Als „Tulpenheini” hatte sich Büttenredner Robert Paquet aus Ostbelgien auf den Weg in die Nordeifel gemacht und erntete für seinen Vortrag wahre Lachsalven. Danach gehörte die Tennenbühne dem erfolgreichen Damen-Tanzensemble „Ladykracher”, dem Büttenredner „Et Hühldöppe” (Werner Heck) und dem spritzigen Quartett „Thek Pfeif”. Stets gern gesehene Gäste bei ihren Eescher Freunden sind auch die Jungs des Vossenacker Männerballetts.

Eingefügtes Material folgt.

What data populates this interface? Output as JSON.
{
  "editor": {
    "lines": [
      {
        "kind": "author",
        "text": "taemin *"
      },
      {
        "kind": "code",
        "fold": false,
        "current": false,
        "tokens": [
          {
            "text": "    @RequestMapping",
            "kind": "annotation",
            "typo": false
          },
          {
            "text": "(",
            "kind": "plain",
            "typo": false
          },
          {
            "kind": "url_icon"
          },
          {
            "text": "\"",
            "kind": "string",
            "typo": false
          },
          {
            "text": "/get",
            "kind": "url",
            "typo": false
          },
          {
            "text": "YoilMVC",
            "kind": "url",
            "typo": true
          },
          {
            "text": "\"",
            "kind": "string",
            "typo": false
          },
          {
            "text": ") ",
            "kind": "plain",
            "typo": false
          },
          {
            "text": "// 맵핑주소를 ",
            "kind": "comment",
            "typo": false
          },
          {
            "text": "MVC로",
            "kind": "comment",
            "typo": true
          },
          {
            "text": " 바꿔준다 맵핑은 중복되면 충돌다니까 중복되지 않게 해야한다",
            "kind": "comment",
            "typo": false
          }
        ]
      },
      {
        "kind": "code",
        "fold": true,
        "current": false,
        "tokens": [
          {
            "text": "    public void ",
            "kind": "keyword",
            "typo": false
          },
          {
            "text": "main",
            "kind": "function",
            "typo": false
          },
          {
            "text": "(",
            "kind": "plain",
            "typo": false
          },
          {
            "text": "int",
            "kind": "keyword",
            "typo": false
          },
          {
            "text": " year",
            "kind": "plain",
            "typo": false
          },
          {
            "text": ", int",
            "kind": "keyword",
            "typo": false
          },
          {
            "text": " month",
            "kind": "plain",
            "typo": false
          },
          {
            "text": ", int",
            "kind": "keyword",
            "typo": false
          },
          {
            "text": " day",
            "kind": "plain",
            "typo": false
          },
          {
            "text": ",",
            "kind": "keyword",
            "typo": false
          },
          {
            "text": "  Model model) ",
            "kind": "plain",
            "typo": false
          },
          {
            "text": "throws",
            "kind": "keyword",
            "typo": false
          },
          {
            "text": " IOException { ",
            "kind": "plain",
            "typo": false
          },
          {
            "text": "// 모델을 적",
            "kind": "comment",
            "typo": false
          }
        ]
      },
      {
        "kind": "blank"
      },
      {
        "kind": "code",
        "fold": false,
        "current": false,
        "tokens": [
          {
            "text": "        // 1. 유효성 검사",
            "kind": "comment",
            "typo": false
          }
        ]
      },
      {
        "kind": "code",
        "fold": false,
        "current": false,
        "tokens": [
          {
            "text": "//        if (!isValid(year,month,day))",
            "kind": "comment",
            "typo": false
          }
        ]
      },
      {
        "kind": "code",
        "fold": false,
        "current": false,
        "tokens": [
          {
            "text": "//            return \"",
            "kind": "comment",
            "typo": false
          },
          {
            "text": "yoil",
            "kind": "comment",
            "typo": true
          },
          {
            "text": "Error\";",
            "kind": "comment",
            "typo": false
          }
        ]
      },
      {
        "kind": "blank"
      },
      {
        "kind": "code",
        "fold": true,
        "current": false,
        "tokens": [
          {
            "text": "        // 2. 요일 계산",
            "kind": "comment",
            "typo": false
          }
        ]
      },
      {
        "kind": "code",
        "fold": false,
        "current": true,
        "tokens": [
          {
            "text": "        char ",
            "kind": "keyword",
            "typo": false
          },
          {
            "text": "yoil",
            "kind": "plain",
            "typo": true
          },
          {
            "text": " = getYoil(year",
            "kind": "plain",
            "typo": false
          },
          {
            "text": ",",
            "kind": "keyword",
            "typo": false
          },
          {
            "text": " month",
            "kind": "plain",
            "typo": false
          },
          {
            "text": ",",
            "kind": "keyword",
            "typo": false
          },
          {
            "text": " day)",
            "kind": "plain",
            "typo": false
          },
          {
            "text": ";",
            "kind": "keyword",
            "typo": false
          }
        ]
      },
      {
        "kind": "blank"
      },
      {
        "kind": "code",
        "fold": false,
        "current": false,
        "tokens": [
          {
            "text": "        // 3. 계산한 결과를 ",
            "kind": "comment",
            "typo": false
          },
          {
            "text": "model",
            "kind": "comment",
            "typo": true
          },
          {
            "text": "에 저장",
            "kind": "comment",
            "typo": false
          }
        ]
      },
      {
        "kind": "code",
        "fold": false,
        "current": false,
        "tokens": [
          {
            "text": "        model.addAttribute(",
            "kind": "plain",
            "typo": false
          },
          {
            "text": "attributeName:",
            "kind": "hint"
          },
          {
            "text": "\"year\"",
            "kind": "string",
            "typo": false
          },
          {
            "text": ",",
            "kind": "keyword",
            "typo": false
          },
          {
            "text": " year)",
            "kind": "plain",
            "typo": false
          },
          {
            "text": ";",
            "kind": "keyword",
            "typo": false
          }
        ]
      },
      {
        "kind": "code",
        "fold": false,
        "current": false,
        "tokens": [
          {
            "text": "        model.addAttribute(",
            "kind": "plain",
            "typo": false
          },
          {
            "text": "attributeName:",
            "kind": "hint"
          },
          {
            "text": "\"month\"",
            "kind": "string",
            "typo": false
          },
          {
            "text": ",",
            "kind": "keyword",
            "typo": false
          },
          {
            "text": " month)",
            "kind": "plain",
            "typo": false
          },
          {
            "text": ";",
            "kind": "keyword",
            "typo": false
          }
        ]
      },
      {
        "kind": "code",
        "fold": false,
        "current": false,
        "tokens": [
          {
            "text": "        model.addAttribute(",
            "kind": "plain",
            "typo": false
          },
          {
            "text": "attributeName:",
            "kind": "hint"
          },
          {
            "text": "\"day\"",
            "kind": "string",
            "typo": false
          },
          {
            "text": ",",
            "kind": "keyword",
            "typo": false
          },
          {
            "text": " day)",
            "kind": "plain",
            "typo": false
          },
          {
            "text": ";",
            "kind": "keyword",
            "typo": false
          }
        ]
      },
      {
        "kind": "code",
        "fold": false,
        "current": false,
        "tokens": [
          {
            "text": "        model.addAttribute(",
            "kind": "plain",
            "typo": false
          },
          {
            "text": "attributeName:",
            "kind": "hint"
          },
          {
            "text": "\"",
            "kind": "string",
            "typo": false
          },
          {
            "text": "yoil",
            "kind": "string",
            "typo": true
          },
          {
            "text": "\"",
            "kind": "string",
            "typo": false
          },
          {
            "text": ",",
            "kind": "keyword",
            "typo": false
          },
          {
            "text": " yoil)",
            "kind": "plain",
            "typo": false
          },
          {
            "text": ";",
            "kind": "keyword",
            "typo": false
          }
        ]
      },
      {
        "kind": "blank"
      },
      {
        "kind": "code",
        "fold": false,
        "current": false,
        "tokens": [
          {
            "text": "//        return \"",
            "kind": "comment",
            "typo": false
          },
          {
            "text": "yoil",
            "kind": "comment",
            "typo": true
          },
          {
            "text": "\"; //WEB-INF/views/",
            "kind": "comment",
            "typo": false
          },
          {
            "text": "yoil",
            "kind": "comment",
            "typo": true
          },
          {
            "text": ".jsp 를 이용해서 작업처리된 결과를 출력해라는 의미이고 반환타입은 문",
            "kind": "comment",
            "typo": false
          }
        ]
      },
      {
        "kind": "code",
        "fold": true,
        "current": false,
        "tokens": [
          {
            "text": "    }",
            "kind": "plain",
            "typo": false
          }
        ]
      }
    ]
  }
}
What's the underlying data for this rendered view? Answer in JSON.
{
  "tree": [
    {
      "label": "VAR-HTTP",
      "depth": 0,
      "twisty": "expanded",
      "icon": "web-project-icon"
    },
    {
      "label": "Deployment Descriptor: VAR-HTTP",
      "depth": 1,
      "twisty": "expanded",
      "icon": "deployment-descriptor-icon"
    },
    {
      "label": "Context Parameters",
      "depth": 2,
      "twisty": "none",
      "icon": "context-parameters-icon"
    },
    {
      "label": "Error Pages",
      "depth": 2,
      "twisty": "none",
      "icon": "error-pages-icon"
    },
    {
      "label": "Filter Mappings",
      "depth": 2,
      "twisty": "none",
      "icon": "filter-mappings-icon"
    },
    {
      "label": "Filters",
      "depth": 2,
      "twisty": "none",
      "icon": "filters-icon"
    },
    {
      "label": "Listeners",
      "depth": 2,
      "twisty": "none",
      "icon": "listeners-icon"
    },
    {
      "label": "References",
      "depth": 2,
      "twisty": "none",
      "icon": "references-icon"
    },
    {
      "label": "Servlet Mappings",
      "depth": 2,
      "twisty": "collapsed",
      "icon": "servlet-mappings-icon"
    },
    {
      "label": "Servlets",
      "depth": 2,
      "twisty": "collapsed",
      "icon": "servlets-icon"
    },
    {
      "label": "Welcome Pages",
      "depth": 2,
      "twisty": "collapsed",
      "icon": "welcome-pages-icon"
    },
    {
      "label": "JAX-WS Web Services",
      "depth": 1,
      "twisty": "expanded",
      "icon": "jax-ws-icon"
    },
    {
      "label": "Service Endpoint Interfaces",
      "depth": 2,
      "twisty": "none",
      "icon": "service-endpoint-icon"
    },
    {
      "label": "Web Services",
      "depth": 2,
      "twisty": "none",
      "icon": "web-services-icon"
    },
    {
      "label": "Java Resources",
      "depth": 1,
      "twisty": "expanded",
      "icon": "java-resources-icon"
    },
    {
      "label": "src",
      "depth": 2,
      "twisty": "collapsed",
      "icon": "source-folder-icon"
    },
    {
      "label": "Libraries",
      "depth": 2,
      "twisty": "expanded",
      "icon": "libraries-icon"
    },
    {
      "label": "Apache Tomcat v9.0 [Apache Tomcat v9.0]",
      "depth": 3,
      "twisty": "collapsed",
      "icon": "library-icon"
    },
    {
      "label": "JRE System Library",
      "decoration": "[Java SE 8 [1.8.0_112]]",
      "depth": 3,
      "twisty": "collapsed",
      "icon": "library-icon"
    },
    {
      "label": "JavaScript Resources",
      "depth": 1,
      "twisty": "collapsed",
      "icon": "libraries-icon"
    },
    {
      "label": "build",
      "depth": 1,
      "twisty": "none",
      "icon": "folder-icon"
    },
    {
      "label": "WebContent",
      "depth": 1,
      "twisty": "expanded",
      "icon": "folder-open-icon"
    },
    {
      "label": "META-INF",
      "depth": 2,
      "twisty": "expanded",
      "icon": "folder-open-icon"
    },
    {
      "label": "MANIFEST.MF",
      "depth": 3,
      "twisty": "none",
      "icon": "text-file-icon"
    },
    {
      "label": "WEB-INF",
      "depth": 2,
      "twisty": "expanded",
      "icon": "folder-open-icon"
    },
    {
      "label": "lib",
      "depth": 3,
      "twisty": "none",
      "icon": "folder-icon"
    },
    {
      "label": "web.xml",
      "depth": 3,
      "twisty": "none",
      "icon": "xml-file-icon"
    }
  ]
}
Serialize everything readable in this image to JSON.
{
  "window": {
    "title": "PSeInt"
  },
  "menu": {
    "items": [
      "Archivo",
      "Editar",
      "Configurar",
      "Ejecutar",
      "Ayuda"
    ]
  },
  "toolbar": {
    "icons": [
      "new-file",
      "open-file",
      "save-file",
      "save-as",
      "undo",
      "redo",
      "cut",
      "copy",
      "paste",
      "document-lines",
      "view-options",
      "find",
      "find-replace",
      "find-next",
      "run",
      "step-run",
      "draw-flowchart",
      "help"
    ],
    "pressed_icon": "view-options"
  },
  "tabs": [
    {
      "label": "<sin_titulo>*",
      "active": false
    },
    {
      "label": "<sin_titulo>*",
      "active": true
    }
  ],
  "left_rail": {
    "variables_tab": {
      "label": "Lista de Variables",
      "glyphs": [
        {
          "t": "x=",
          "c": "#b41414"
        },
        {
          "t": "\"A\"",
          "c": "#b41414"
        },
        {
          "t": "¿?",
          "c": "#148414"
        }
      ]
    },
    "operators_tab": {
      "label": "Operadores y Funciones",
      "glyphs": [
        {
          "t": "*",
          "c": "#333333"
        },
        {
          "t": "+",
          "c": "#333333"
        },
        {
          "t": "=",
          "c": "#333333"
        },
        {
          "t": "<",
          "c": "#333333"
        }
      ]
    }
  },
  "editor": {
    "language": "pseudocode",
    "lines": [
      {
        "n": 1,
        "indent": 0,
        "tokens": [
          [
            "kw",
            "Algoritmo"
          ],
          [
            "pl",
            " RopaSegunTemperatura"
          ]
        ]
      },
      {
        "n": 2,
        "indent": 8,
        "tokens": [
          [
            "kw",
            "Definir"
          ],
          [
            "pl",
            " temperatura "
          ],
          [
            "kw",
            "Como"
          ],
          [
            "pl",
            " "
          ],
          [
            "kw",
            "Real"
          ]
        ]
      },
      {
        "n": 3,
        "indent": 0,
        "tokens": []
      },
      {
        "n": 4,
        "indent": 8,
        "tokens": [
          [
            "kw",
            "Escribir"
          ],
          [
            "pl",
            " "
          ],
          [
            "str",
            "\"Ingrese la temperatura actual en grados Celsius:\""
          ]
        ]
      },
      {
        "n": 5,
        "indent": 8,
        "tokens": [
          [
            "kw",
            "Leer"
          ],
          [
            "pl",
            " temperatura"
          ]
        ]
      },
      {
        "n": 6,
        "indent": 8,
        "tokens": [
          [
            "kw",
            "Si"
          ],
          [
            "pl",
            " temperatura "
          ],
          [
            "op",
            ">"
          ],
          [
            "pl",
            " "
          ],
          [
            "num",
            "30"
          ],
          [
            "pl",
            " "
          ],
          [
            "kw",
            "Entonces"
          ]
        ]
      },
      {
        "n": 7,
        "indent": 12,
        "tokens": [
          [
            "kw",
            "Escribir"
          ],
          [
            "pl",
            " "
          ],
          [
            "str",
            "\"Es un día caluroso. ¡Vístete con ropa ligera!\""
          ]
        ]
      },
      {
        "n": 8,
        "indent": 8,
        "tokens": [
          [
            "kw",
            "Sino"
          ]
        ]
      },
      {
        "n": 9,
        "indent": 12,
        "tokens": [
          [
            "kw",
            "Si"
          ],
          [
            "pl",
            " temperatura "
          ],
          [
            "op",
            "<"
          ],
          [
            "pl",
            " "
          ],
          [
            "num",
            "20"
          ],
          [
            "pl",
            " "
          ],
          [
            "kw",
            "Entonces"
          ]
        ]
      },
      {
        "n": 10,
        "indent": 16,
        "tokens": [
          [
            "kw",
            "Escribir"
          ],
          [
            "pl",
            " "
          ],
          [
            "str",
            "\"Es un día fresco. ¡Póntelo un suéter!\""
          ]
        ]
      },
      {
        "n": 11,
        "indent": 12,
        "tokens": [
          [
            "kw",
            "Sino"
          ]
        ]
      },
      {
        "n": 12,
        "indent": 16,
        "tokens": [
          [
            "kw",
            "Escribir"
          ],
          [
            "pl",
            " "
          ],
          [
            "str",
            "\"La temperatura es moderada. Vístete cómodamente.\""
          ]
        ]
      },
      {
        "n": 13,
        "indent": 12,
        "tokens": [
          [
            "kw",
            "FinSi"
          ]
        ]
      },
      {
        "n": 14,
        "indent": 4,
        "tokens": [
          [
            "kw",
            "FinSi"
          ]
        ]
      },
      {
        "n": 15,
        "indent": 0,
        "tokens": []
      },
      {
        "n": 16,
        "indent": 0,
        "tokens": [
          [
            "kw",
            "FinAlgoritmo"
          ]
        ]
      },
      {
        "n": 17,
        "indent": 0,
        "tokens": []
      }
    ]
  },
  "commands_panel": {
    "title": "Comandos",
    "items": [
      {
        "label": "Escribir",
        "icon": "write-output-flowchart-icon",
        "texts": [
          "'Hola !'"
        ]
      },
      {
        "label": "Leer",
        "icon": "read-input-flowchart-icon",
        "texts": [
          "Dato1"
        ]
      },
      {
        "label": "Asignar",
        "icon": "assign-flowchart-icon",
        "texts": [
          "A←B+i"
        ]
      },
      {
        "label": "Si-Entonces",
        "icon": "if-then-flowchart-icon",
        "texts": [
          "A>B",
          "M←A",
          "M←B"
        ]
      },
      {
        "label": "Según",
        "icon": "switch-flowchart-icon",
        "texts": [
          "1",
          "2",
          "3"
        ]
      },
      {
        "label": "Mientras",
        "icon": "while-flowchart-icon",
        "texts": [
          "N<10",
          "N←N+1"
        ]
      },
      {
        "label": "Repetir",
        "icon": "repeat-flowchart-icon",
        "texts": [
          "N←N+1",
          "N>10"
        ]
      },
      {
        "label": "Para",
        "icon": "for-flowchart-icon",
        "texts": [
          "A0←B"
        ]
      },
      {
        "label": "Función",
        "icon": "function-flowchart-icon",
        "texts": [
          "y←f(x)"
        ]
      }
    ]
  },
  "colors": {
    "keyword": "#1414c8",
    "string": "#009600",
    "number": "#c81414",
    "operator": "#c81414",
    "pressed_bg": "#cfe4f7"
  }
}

Christoph Nellessen aus Rurberg stieg als „Ne Eefel-Buer” in die Bütt und erntete auf seine Gags und trockenen Pointen immer wieder spontane Lachsalven.

Dann gehörten die Bühnenbretter den Frauen des Trommler- und Pfeiferkorps: Sabine Jacobs, Sabine Offermann, Heike Rader, Heike Förster, Anja Offermann, Sigrid Hammerschmidt, Bettina Sistermans und Anja Kuck verwandelten den Saal in eine ausgelassene Rodeo-Arena. Der Erfolg des achtköpfigen Ensembles wurde von Ernst Kaulard gekrönt, den die TPK-Ladies als ihren „Traummann” vorstellten und prächtig in Szene setzten.

In bewährter Weise hatten die Tänzerinnen der Gruppe „Baccaras” gegen Programmende ihren großen Auftritt, ehe mit einem imposanten Schlussbild das farbenprächtige Finale eingeläutet wurde.